BlackBerry 10 Adds So Many Features That So Few People Want


Research In Motion CEO and possible Bond villain Thorstein Heins gave the world its best look at BlackBerry 10 today. While previous demos had focused on the camera and keyboard, this latest one took a closer look at more everyday features. It looks like it does some things very well — and they’re not all things you would necessarily care about.

Flow

Flow is basically a fancy word for multitasking, minimising your clicks and reducing the need to constantly navigate back to a window of app icons. We first saw Flow several months ago, and it still looks nice. What Heins didn’t address — yet again — is how RIM plans to keep all those apps running in the background without totally sapping your batter.

Calendar

You have multiple views in your BB10 calendar — both your standard day/week/month options and a People tab that gives you integrated info (Twitter, Facebook, LinkedIn connections). That last feature is being spun as perfect for last-minute business meetings, which is cool, but we don’t see it being used much outside of those instances. Unprepared business people of the world, BB10 is for you!

BBM

BlackBerry’s messaging service might just be its best feature. It has received a nice little UI update that includes cleaner panels and emoticons (but what about emoji?!). Heins stresses the “one thumb” navigation, which is again ideal for the business person on the go.

You can also text in multiple languages with text prediction, which is a very clever feature, but one that appeals to a narrow niche.

Balance

BB10 also allows you to live two lives on your device — a work life and a personal life. It’s essentially two siloed user profiles, and RIM has advanced the idea far enough that it even has a separate enterprise App World. It’s a way to keep sensitive corporate info safer, although (and this is a sincere point) I don’t know how much of an issue that’s been for Android and iPhone Fortune 500 users. Presumably, if it had been one, well, they wouldn’t have switched?

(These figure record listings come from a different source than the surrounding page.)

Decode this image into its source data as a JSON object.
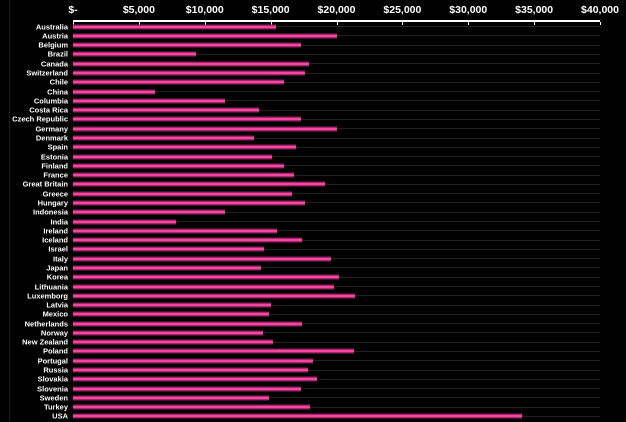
{
  "chart_data": {
    "type": "bar",
    "orientation": "horizontal-bars",
    "title": "",
    "legend": "none",
    "grid": "thin gray line through each category row, full plot width",
    "xlim": [
      0,
      40000
    ],
    "x_tick_values": [
      0,
      5000,
      10000,
      15000,
      20000,
      25000,
      30000,
      35000,
      40000
    ],
    "x_tick_labels": [
      "$-",
      "$5,000",
      "$10,000",
      "$15,000",
      "$20,000",
      "$25,000",
      "$30,000",
      "$35,000",
      "$40,000"
    ],
    "categories": [
      "Australia",
      "Austria",
      "Belgium",
      "Brazil",
      "Canada",
      "Switzerland",
      "Chile",
      "China",
      "Columbia",
      "Costa Rica",
      "Czech Republic",
      "Germany",
      "Denmark",
      "Spain",
      "Estonia",
      "Finland",
      "France",
      "Great Britain",
      "Greece",
      "Hungary",
      "Indonesia",
      "India",
      "Ireland",
      "Iceland",
      "Israel",
      "Italy",
      "Japan",
      "Korea",
      "Lithuania",
      "Luxemborg",
      "Latvia",
      "Mexico",
      "Netherlands",
      "Norway",
      "New Zealand",
      "Poland",
      "Portugal",
      "Russia",
      "Slovakia",
      "Slovenia",
      "Sweden",
      "Turkey",
      "USA"
    ],
    "values": [
      15400,
      20000,
      17300,
      9300,
      17900,
      17600,
      16000,
      6200,
      11500,
      14100,
      17300,
      20000,
      13700,
      16900,
      15100,
      16000,
      16800,
      19100,
      16600,
      17600,
      11500,
      7800,
      15500,
      17400,
      14500,
      19600,
      14300,
      20200,
      19800,
      21400,
      15000,
      14900,
      17400,
      14400,
      15200,
      21300,
      18200,
      17800,
      18500,
      17300,
      14900,
      18000,
      34100
    ],
    "colors": {
      "background": "#000000",
      "bar_fill": "#f2419b",
      "bar_edge": "#8d1f5d",
      "axis": "#ffffff",
      "category_gridline": "#222222",
      "label_text": "#ffffff"
    }
  },
  "layout_note_values_are_dollars": "values estimated from axis gridlines"
}
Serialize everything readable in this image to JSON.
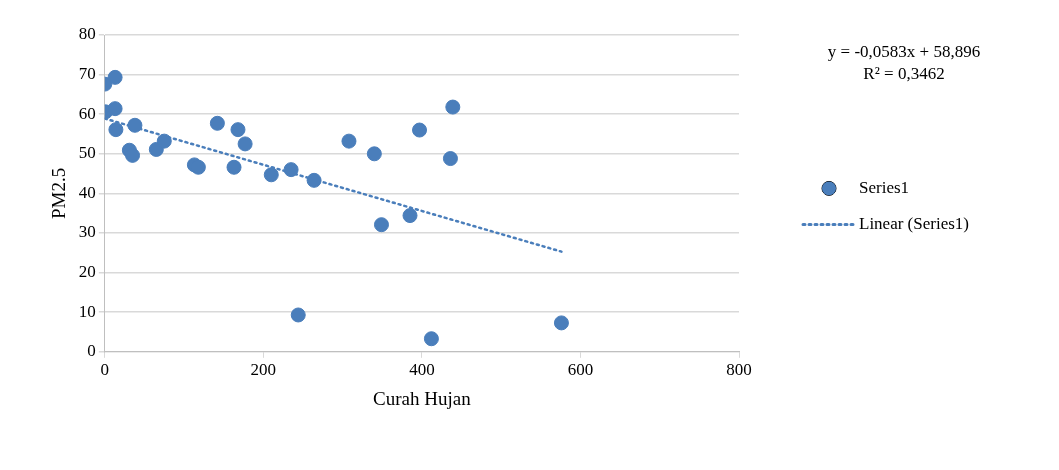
{
  "chart_data": {
    "type": "scatter",
    "xlabel": "Curah Hujan",
    "ylabel": "PM2.5",
    "xlim": [
      0,
      800
    ],
    "xticks": [
      0,
      200,
      400,
      600,
      800
    ],
    "ylim": [
      0,
      80
    ],
    "yticks": [
      0,
      10,
      20,
      30,
      40,
      50,
      60,
      70,
      80
    ],
    "grid": "y",
    "legend": "right",
    "marker": "circle",
    "annotations": [
      "y = -0,0583x + 58,896",
      "R² = 0,3462"
    ],
    "series": [
      {
        "name": "Series1",
        "color": "#4a7ebb",
        "x": [
          0,
          13,
          1,
          13,
          14,
          38,
          31,
          35,
          65,
          75,
          113,
          118,
          142,
          168,
          177,
          163,
          210,
          235,
          264,
          244,
          308,
          340,
          349,
          385,
          397,
          439,
          436,
          412,
          576
        ],
        "values": [
          67.6,
          69.3,
          60.6,
          61.4,
          56.1,
          57.2,
          50.9,
          49.6,
          51.1,
          53.2,
          47.2,
          46.6,
          57.7,
          56.1,
          52.5,
          46.6,
          44.7,
          46.0,
          43.3,
          9.3,
          53.2,
          50.0,
          32.1,
          34.4,
          56.0,
          61.8,
          48.8,
          3.3,
          7.3
        ]
      },
      {
        "name": "Linear (Series1)",
        "type": "line",
        "line_style": "dotted",
        "marker": "none",
        "color": "#4a7ebb",
        "x": [
          0,
          576
        ],
        "values": [
          58.9,
          25.3
        ]
      }
    ]
  }
}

Beyond the corporate security piece, it’s hard to imagine that anyone would actively seek out this feature. That’s the bigger problem, isn’t it? People want their work phones to also be their personal phones, but this implementation isn’t something you seek out as a consumer. It’s something you get issued by your IT guy.

But… When?

This new peek, combined with what we saw earlier this year, gives the impression of a very competent mobile operating system. But it’s also one that we’re still months and months away from, during which time more and more companies will switch over to iPhones, Androids and Windows Phone 8 devices.

And more than that, even if it were to arrive today — even if it had arrived earlier in the year — BB10 seems to serve very few masters. It’s a great OS for browbeaten, disorganised, multilingual business persons, but how many of us does that really describe?